Most of the U.S. public pension funds have kept infrastructure to a small fraction of the total portfolio's market value, and experts don't believe we are likely to see that number go as high as some Canadian pension funds, where the government has encouraged such investment.
"If you look at Canada's OMERS (Ontario Municipal Employees Retirement System), they have a little bit over 20 percent allocation for infrastructure," said Chris Tehranian, head of infrastructure research for Meketa Investment Group, an investment consulting firm. "I think it will be in the 3 to 7 percent range going forward."
Meanwhile, last week President Barack Obama renewed his push for more infrastructure spending and called the Washington Metro subway system "one more example of the under-investments that have been made. We've known for years now that we are $1 trillion or $2 trillion short in terms of necessary infrastructure repair."
When Obama came into office, he proposed the establishment of an infrastructure bank, which originally proposed about $10 billion. The concept would have created a government entity that would have had the authority to provide loans and to enter into public-private partnerships to improve infrastructure. The proposal has failed to receive the necessary support from the GOP-led Congress, but some the presidential candidates have expressed support on the infrastructure issue.

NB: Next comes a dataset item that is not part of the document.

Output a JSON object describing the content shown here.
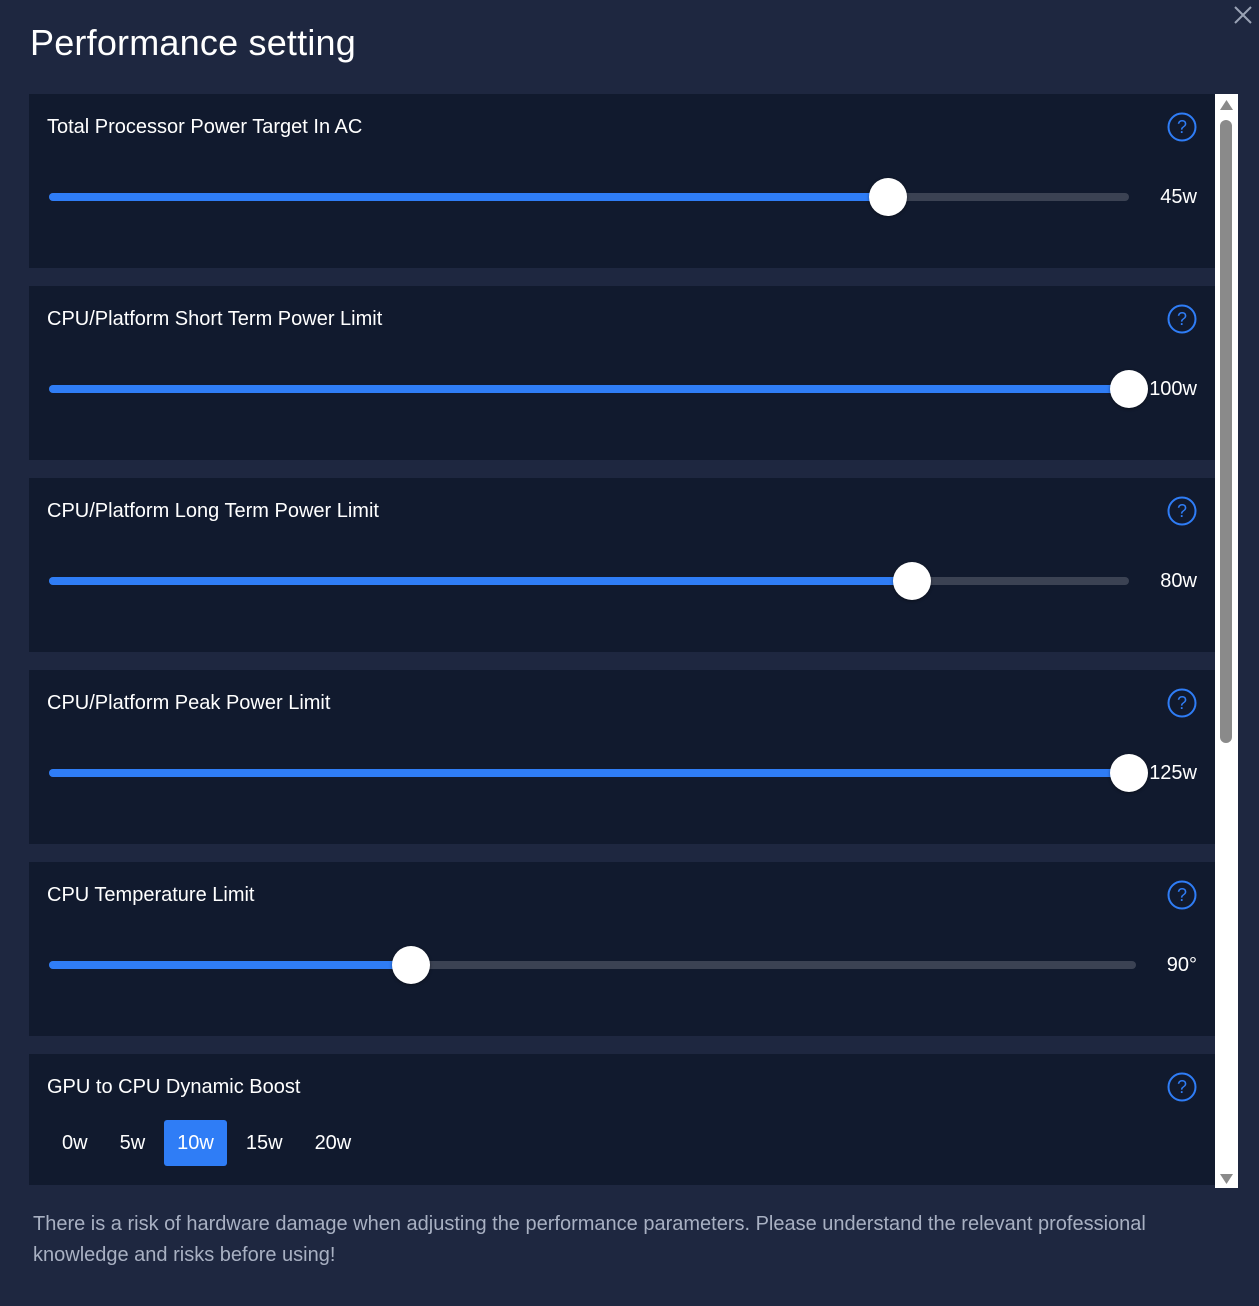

Democratic presidential candidate Hillary Clinton has called for creation of a "national infrastructure bank," similar to what Obama outlined earlier in his administration. Democratic presidential contender Bernie Sanders' website pledges to rebuild America's infrastructure, focusing on the roads, bridges, dams and grids, saying such projects are also a way to create jobs.
Donald Trump also has talked about the need for infrastructure. "We do have to rebuild our infrastructure," the Republican Party's presumptive presidential nominee said during an interview on CNBC's "Squawk Box" last week.